Sky’s the limit
Sydney Mines native lives life to the fullest
She’s stepped foot on every continent, visited more than 100 countries and has no problem swimming with sharks, riding camels, skydiving or even piloting her own fighter jet.
“When you grow up in a small town people just assume that you’re going to go back to that small town and then it’s really limited in to what jobs you’re going to have … or in Cape Breton, people assume you’re either going to be there or in Alberta,” said 37-year-old travel blogger Lesley Carter.
“Sometimes that’s all you see. That’s your world but it doesn’t have to be your world.”
After graduating with two university degrees and teaching English and journalism at schools in Manitoba, Cape Breton and New Brunswick, Carter made the whirlwind decision to relocate to California in 2011.
Her former husband found a well-paying software job before the big move, but Carter knew she would be unable to teach in the United States.
“I just started a blog as something to do on the side because I wasn’t working and I could write about my new experiences in California, so my family could follow along and it wasn’t just telephone conversations,” the Sydney Mines native said by phone from her home in Montreal, Que.
“I started posting a lot of things I had done in the past, past trips and things like that, because I’d already visited close to 40 countries at that time … and I did a lot of extreme things like skydiving, bungee jumping and base jumping.”
Carter’s urge to travel began at an earlier age. Her parents were operators of a private school known as the National School of Learning that was once located on George Street in Sydney.
The school taught English as a second language to pupils from predominately Spanishspeaking countries. It was at age eight that Carter’s parents allowed her to board her first solo flight to visit family friends in Cuba.
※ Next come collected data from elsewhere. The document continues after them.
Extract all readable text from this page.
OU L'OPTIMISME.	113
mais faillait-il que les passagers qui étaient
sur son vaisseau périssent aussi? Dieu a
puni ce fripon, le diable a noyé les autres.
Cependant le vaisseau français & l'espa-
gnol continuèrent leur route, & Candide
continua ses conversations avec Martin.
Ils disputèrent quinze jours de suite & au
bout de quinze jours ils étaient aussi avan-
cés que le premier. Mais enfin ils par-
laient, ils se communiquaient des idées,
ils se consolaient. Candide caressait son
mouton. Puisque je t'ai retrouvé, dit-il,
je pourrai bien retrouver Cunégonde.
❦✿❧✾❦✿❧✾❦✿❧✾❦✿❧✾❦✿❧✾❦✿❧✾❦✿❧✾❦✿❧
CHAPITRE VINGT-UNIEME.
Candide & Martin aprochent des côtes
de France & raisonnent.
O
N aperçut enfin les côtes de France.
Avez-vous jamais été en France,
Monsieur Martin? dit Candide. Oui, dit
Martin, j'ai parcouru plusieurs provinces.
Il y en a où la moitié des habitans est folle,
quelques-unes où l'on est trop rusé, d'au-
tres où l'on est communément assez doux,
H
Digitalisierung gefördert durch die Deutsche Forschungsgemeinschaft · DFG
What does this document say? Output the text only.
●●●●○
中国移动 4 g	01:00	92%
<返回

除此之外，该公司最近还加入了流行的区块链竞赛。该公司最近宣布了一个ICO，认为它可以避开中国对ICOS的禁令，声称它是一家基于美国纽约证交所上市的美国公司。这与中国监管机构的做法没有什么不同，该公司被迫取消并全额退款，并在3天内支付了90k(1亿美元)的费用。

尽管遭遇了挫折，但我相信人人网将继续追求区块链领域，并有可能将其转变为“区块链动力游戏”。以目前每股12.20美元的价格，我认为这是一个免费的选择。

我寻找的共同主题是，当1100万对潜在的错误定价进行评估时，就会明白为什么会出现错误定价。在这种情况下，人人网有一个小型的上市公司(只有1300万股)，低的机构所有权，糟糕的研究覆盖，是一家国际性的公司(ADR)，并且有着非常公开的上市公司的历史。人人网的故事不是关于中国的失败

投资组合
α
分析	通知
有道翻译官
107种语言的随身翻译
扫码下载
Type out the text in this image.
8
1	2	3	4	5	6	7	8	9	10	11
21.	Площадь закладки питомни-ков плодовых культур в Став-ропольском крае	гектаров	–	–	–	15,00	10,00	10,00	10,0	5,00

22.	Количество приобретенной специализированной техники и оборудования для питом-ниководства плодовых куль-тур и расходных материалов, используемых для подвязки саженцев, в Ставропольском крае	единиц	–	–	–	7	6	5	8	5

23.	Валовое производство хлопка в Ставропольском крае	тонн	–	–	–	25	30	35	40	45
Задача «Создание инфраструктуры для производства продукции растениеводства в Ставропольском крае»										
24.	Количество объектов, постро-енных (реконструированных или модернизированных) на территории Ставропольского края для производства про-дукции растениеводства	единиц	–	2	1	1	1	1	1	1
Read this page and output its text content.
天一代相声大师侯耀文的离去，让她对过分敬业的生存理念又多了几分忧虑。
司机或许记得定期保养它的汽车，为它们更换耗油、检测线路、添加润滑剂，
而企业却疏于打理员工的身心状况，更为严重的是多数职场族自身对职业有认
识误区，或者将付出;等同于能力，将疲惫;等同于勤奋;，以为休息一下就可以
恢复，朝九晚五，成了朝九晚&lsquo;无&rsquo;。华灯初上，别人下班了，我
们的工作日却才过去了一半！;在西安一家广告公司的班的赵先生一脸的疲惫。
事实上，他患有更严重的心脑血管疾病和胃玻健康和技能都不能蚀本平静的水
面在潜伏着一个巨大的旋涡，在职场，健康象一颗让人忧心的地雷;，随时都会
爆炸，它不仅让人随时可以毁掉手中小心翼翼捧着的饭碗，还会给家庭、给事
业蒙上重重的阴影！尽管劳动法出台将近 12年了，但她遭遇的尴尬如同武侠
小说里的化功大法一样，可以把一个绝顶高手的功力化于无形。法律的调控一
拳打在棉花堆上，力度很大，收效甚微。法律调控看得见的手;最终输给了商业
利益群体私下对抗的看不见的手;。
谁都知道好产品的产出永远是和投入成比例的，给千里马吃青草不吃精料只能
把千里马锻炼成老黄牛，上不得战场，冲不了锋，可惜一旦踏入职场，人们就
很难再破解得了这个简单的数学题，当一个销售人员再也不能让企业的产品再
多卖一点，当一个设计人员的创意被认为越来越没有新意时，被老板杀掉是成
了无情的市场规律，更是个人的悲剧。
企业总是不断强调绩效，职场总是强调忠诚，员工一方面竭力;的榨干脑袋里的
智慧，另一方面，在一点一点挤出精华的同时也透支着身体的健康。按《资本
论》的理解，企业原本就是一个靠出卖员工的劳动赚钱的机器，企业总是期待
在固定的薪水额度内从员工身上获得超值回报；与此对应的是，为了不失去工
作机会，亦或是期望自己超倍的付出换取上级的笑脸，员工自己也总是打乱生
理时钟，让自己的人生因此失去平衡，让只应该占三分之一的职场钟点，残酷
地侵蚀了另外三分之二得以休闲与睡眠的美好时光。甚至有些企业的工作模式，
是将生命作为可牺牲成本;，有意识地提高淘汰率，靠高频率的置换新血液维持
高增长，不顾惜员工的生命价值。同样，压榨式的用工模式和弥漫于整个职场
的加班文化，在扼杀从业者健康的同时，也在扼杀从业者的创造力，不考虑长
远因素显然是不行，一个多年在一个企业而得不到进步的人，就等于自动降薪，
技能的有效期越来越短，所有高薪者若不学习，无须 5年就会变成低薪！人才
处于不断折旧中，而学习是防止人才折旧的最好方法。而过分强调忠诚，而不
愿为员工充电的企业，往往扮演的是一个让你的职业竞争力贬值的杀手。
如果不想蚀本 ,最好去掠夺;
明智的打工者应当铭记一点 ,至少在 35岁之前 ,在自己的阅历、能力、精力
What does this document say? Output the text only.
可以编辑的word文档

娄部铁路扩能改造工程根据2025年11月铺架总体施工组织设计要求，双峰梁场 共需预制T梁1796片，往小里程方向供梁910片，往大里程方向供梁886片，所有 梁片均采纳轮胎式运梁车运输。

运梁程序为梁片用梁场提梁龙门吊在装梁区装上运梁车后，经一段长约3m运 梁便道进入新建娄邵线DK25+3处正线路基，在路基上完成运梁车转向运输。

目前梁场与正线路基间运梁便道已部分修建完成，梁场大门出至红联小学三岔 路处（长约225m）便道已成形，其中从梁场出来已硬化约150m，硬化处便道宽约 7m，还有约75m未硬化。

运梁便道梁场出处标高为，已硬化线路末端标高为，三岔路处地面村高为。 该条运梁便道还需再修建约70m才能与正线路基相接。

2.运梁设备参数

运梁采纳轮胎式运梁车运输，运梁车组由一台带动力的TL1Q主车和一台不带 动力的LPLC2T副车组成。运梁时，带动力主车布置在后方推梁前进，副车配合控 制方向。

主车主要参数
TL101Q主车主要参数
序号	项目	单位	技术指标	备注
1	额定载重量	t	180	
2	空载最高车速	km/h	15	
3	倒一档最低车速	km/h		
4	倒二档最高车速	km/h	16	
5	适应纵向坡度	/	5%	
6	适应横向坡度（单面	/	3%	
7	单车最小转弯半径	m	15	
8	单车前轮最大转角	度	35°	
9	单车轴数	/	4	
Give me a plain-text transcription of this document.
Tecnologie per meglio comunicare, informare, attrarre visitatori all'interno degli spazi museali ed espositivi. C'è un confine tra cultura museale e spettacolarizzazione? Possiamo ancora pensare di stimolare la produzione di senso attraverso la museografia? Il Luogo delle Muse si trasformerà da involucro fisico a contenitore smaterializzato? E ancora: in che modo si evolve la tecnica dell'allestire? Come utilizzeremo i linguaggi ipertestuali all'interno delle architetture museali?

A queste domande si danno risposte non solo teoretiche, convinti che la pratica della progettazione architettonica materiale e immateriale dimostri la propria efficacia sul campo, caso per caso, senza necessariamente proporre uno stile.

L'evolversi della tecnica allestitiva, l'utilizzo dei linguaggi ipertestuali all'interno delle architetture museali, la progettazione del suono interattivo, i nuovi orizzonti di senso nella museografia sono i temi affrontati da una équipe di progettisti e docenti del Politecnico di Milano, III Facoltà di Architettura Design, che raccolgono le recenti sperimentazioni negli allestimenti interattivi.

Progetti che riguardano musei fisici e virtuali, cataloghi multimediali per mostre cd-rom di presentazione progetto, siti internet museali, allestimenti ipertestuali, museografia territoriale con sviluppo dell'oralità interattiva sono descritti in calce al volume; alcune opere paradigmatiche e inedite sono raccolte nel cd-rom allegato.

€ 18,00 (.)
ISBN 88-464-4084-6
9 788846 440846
She continued to find any opportunity to travel, adding stamps to her passport during her university studies, including summer teaching gigs in places such as Abu Dhabi, Dubai, Ireland and France.
And soon after launching Bucket List Publications, major organizations and companies came knocking, including Visit California, Tourism Fiji and GoPro.
“Somebody had seen that I had gone for helicopter lessons before and they said ‘Oh my goodness that would be great promotion for us for our lessons that we offer here in Costa Mesa,’ so they offered me helicopter lessons,” she said.
“I wasn’t doing it for money in the beginning. If somebody would offer me an experience for free, I would write about it on the site and they would share it on their social media as well.”
She later reached out to one of the biggest hotels in Las Vegas, the Venetian, asking for a free weekend stay. In exchange, she would write an article on the condition that her blog posts be shared to help her gain more followers.
“It got to the point where tourism boards started to offer me media trips in exchange for coverage,” said Carter.
“Once they started promoting my site, it just grew and grew and grew. It was a snowball effect … so I had (tourism) boards from all over the world sharing my posts and my social shares. It grew from a few thousand views a month to a few million.”
Carter’s blogging career reached a pinnacle in 2014 when she met Saved by the Bell actor and television host, Mario Lopez. The star had recognized her at a Hollywood event and noted that he had been following along on her adventures.
“That was one of the biggest turning points in my whole life
because I realized then that this is the ideal, dream job,” she said. “But you don’t have to live in Hollywood, and you don’t have to be a superstar, and you don’t have to grow up rich, and you don’t even have to have the university degree that everyone thought that you needed to have.”
To make a living as a fulltime travel blogger, Carter accepts paid sponsorship, paid posts, advertising placement, social media campaigns and public speaking events. She describes Instagram as her most profitable platform.
Early blog articles centered on Carter’s extreme adventures. Now her trips usually include daughter, Athena, who will turn six in April. Since flying internationally to Cape Breton at just two days old, Athena has visited at
least 50 countries and enjoyed activities such rock climbing, para-sailing, snorkeling and skiing.
“It’s been a big shift for me but it’s been a big shift in my audience as well. It is now mostly young families that are looking for places that they can travel with their kids where they don’t have to restrict their lifestyle,” she said.
“There are absolutely insane times but I am very appreciative of the life I have. It is 100 per cent a dream.”
Carter now hopes to send a message to small town students, telling them to widen their mindsets about what they can accomplish. She hopes that by sharing her story, youngsters will set no limits for their future.
“It’s become my motto that the more unrealistic you are
with your dreams and goals the more you can achieve because you don’t have to restrict what you want from life,” she said.
“All you need is a computer, all you need is a phone, all you need is an idea and you can do anything now.”
Among the challenges of her career, Carter said she must sometimes turn down travel opportunities to create balance between life at home and life on the road.
Since its inception six years ago, Carter’s blog has grown to an audience of more than 500,000 unique views per month, over 200,000 subscribers and an additional 100,000 followers on other social media outlets, including over 60,000 followers on Instagram
Some of her most extreme adventures include sailing a tall ship to Antarctica and trekking with chimpanzees and gorillas in Uganda.
Her upcoming travel itinerary includes trips to Jamaica, Mexico and Germany.